A second problem was that we had a lot of memo fields and subreports. Both tend to have variable lengths and a nice border around them. When exporting the reports to rtf, ms access forgot the borders.
But as our customer needed the borders to make the document pretty enough to comply with the standards demanded by their customers, we simply had to add these borders. You can sometimes persuade a customer to be satisfied with something less than he hoped for, but a good customer won't accept no for those products he sends directly to his own customer.
This solution was even more complex than the previous one. On the main report, we added 2 tages for each memofield and subreport: a "startsub" and "endsub", placed before and after each memofield and subreport. These were made invisible before showing in ms access, and made visible before exporting to rtf.
Again an ms word macro had to be written. This one selected all text between and including the two tags, and moved it into a newly inserted 1 cell table. Then the two tages were removed.
This worked fine in ms word 2002 and ms word 2003. Of course there was a minor hickup, as you can't expect ms word macro's to be backward compatible to ms word 2000 when it comes to basic operations like find and cut.
The final problem arose from the variable length memo fields and sub reports. We had carefully put the autochange size (or whatever the correct name in english may be, we used the dutch version) property at Yes/True. That worked very well while viewing the reports in ms access.
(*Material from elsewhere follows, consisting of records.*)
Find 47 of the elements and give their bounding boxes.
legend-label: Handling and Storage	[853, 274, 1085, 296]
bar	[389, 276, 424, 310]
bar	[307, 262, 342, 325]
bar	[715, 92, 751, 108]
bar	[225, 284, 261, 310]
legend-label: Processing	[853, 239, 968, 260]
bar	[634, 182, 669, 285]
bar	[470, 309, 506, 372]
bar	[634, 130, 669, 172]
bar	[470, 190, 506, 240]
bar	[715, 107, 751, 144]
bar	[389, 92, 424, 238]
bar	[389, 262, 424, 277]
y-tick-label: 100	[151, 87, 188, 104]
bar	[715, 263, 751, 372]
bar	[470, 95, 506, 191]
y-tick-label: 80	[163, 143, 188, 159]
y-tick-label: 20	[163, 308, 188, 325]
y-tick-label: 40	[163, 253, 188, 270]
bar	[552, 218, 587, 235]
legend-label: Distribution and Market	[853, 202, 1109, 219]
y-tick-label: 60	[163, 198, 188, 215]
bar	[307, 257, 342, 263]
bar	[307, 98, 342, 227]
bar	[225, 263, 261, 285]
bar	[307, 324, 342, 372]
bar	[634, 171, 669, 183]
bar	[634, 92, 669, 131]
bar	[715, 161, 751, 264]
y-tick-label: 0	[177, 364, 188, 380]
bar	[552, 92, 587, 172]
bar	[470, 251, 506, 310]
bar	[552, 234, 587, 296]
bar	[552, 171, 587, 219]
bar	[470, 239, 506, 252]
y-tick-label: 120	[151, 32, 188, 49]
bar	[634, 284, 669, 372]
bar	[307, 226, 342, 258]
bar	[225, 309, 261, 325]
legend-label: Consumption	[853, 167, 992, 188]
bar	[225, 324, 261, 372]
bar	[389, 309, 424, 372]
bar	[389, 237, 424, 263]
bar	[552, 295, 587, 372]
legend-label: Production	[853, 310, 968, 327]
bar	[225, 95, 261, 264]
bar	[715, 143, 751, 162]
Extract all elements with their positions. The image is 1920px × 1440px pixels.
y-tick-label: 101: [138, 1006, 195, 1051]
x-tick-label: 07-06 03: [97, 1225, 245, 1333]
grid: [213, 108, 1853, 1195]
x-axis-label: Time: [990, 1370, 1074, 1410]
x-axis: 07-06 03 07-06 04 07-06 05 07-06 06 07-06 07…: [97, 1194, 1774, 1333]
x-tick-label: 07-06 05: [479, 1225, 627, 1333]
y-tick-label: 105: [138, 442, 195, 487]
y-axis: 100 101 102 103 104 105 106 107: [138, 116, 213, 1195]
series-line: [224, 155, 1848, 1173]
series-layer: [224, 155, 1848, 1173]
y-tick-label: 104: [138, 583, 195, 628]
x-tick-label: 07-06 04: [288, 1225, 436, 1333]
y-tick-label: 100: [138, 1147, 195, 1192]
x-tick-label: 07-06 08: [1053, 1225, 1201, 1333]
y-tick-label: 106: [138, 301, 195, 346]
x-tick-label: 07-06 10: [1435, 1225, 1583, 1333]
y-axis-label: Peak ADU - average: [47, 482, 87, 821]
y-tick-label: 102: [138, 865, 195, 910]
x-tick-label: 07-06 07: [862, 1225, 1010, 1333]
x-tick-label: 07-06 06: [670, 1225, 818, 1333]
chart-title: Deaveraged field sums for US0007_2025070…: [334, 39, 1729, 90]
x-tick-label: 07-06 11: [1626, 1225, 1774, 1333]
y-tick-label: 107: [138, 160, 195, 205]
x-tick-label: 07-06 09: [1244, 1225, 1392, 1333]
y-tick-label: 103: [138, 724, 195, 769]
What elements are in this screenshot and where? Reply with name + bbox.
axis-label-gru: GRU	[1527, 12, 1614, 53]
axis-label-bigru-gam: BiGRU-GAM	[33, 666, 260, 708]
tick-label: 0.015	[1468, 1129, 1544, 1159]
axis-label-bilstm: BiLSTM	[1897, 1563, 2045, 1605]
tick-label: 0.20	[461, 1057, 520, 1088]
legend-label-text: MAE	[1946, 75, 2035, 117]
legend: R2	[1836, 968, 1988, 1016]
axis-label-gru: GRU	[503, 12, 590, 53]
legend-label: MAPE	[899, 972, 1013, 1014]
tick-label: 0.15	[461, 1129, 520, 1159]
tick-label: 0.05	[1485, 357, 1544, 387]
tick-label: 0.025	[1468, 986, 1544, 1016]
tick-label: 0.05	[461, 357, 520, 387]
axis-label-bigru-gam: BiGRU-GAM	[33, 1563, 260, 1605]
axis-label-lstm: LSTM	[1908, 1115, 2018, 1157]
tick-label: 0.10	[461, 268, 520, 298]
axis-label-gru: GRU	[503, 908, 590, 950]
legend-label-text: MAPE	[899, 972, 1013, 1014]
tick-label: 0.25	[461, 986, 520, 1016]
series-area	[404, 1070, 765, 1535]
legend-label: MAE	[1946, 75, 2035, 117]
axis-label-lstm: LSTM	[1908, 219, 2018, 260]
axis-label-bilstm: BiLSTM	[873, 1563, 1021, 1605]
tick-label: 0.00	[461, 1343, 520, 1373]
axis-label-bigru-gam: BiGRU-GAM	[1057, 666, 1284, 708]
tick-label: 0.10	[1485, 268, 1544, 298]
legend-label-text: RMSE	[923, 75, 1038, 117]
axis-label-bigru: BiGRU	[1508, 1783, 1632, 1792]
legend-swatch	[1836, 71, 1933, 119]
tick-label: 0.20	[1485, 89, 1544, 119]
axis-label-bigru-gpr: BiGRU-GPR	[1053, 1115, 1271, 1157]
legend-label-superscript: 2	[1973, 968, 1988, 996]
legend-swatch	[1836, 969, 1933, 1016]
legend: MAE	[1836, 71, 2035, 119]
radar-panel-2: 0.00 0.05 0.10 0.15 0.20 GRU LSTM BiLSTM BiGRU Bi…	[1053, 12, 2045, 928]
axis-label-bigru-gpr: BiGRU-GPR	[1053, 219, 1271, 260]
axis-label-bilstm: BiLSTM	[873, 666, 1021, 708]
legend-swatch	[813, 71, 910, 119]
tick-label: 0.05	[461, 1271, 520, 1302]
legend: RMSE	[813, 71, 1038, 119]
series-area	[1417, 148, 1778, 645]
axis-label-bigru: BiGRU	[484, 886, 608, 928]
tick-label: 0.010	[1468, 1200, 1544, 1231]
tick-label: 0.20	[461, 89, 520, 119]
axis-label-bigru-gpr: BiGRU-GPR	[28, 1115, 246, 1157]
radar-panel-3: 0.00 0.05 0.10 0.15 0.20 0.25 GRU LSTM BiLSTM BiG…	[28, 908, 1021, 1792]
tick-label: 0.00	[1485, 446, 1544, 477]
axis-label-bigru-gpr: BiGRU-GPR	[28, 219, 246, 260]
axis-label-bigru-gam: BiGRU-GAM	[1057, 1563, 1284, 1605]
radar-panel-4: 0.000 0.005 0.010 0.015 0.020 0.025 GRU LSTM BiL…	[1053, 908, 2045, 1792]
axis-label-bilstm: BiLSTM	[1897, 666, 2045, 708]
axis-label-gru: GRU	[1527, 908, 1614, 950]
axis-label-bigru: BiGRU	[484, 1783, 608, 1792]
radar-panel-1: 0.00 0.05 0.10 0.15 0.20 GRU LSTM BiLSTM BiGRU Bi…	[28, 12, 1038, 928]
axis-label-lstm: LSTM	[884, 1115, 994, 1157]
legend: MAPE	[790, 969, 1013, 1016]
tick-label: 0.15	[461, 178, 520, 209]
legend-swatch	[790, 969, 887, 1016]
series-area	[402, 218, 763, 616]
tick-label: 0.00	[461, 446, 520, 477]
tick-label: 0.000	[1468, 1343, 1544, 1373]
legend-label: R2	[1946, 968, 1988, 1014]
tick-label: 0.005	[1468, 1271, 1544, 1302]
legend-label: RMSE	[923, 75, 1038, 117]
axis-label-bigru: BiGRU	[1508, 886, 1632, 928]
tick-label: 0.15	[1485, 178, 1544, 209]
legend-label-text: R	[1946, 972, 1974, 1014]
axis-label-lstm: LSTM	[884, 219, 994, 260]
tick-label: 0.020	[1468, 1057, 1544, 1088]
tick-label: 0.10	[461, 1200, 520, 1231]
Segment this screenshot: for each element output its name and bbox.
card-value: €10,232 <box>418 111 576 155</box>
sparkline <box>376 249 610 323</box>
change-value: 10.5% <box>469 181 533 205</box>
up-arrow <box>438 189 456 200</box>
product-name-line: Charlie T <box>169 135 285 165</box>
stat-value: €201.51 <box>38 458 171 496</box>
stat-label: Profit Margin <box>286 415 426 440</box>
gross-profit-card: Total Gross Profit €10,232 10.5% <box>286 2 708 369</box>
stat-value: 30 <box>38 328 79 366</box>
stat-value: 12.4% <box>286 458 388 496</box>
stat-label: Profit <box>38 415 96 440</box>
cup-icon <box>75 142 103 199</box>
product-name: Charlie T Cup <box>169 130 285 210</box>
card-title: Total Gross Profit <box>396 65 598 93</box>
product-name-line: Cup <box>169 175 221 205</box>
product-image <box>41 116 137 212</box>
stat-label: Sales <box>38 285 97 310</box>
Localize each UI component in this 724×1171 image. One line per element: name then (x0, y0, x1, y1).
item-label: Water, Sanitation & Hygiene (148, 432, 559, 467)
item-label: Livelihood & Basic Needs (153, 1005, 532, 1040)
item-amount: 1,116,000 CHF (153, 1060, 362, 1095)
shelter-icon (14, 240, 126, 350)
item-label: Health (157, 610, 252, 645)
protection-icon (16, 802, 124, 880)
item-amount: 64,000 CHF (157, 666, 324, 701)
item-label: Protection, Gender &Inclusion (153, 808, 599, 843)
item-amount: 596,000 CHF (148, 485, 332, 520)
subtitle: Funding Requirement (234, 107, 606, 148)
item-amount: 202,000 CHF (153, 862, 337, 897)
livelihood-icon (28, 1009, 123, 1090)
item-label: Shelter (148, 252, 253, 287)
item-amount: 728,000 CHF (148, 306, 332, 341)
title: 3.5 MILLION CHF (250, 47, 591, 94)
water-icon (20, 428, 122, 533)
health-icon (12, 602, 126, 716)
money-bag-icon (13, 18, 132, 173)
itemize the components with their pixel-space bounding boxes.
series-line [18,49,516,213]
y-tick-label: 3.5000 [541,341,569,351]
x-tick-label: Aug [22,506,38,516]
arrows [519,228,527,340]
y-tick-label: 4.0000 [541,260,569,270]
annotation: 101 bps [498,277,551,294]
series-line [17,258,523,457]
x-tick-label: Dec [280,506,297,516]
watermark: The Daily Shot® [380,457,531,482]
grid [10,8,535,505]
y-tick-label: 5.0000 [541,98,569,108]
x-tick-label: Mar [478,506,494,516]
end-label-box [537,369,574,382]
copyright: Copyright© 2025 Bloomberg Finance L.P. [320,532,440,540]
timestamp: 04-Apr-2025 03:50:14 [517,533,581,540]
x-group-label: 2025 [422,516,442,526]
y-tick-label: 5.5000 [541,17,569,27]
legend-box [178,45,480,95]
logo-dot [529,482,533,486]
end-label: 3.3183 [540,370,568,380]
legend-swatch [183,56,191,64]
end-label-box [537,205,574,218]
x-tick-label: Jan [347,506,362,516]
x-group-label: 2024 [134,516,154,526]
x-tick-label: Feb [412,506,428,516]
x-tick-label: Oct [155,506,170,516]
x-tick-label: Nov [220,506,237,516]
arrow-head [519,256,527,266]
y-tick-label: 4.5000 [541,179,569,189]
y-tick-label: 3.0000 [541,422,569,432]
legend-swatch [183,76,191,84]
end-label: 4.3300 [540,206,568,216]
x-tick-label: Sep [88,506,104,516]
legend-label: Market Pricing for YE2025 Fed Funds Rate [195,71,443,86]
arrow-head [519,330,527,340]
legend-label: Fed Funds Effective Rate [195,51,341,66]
It created chaos when exporting the reports to ms access. Some of them expanded, some of them didnt. After a few days we arrived at a solution: all the memo fields went into subreports, even when there was no reason for them, and nothing was left in the details section of the main report. This finally solved the problem, though a little teaser remained: the tags introduced in the previous paragraph.
It turned out that the tags, when on the main form, did move down as required with the subreprots in some versions of ms office, but not in others. I couldnt reference the tags from vb-script when they were in the subreport. I still havent solved this problem, though my fellow worker probably did this in the past weeks.